Kamil Niewiński
Kamil Niewiński| 
aktualizacja 

Emerytowany policjant ujawnia. "Zaczęło się, jak wróciła z Niemiec"

52

Do mediów w ostatnim czasie trafiły nowe informacje obciążające Dagmarę Kaźmierską. Już kilkanaście lat temu była ona dobrze znana policji, a były szef grupy operacyjnej podzielił się teraz kilkoma historiami z celebrytką w roli głównej.

Emerytowany policjant ujawnia. "Zaczęło się, jak wróciła z Niemiec"
Dagmara Kaźmierska (AKPA, Lukasz Telus)

W ostatnich dniach ponownie głośno zrobiło się wokół osoby Dagmary Kaźmierskiej.
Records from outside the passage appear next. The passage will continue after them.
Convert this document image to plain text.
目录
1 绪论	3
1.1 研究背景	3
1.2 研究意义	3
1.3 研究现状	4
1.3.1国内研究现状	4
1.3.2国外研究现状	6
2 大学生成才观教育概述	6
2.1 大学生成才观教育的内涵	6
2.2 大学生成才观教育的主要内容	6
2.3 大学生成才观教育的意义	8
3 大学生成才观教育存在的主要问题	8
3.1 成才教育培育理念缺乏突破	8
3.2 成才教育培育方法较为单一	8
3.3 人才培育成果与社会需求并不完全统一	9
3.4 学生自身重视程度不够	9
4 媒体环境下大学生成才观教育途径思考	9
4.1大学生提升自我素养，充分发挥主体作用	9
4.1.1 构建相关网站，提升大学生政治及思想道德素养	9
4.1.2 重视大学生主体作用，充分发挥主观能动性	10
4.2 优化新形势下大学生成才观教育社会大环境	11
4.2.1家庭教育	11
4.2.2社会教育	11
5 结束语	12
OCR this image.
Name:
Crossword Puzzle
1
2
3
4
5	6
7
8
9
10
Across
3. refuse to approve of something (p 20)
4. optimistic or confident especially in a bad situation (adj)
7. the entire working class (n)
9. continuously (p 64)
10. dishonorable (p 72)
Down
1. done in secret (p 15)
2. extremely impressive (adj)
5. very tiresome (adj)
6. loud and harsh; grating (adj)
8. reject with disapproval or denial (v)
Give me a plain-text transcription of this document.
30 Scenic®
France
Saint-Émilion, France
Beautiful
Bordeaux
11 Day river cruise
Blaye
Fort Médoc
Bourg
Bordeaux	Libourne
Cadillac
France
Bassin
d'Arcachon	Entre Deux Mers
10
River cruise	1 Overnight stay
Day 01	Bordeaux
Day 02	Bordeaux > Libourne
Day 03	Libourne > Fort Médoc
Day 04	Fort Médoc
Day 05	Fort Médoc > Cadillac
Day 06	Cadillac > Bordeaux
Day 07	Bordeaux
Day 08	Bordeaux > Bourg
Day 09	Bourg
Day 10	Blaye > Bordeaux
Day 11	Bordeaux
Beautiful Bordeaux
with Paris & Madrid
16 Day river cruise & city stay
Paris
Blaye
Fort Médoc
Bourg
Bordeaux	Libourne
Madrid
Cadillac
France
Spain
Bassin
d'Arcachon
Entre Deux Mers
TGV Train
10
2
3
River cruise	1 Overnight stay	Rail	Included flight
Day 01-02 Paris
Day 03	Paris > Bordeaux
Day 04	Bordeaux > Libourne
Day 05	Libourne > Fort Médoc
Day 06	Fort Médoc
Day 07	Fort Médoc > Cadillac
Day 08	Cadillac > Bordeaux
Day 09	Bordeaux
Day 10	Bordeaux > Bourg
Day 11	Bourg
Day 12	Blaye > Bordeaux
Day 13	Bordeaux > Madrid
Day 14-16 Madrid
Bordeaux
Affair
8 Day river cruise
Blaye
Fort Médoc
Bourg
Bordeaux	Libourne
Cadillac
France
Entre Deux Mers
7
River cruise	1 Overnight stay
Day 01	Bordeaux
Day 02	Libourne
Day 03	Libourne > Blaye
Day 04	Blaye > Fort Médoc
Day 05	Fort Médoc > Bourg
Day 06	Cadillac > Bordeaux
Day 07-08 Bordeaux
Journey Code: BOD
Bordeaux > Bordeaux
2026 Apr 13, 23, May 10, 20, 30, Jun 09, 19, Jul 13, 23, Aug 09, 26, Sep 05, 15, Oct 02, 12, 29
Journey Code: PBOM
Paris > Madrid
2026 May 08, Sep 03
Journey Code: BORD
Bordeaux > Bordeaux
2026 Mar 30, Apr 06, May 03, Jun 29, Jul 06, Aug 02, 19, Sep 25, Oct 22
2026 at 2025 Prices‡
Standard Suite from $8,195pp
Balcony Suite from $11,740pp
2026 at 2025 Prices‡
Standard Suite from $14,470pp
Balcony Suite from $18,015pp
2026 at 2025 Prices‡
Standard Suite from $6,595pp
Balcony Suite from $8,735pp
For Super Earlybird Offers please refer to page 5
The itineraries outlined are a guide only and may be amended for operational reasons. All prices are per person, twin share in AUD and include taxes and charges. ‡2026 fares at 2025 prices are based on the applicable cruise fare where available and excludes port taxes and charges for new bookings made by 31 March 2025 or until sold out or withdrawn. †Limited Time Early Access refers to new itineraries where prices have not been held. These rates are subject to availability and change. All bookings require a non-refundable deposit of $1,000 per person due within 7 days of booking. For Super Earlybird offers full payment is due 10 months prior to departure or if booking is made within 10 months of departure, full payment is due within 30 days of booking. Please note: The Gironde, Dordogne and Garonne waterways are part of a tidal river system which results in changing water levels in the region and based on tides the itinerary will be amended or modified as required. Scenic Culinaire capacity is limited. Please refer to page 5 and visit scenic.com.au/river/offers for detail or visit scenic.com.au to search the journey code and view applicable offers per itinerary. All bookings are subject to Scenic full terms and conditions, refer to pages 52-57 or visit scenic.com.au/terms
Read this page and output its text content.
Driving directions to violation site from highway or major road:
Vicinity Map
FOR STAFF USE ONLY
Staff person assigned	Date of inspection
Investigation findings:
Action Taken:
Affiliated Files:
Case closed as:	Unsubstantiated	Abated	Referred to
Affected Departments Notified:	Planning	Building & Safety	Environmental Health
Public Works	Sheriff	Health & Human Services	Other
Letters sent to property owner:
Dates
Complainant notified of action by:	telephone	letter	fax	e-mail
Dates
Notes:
Osobistość medialna, która stała się szerzej rozpoznawalna przez udział w programie "Królowe Życia", już wcześniej wzbudzała wiele kontrowersji. Tym razem jednak portal Goniec.pl zdołał dotrzeć w swoim reportażu do wielu mrożących krew w żyłach historii z jej życia.

Przed medialną karierą Kaźmierska miała zajmować się sutenerstwem, a relacje jednej z jej byłych pracownic brzmią naprawdę przerażająco. Celebrytka miała znęcać się nad zatrudnionymi kobietami, bić je, podawać narkotyki, a nawet zlecić gwałt na jednej z nich jako kara za próbę ucieczki.

Dla policjantów z Dolnego Śląska wypłynięcie tych informacji nie był żadnym zaskoczeniem. Pokazują to chociażby wypowiedzi Janusza Bartkiewicza — obecnie emerytowanego policjanta, a kilkanaście lat temu szefa grupy operacyjnej w Wałbrzychu zajmującej się przestępczością zorganizowaną.

Dalsza część artykułu pod materiałem wideo

Zobacz także: Dagmara Kaźmierska zapowiada kolejną książkę! "Moje życie jest na 100 książek"

Bartkiewicz w rozmowie z "Faktem" potwierdził, że Kaźmierska rzeczywiście prowadziła klub, w którym miało dochodzić do wstrząsających scen opisanych przez "Gońca".

Cała historia kryminalna zaczyna się, jak wróciła z Niemiec. Prowadziła w Polsce klub, niby towarzyski, a tak naprawdę była to agencja. Prowadziła Torę (lokal "Kazika"), o czym nie wspomina w książce - wspomina Bartkiewicz.

Policja zamontowała GPS w aucie Kaźmierskiej. "Nikt za nią nie musiał chodzić"

Policjant odniósł się również do jej autobiografii "Prawdziwa historia Królowej Życia". Bartkiewicz przyznał, że w celu obserwowania poczynań Kaźmierskiej oraz jej partnera, gangstera Pawła K. ps. "Kazik", zdołali zamontować w jej samochodzie GPS. Na początku lat 2000. wcale nie było to prostym zadaniem i wymagało to zarówno sprawnej akcji, jak również zaangażowania wyspecjalizowanych techników.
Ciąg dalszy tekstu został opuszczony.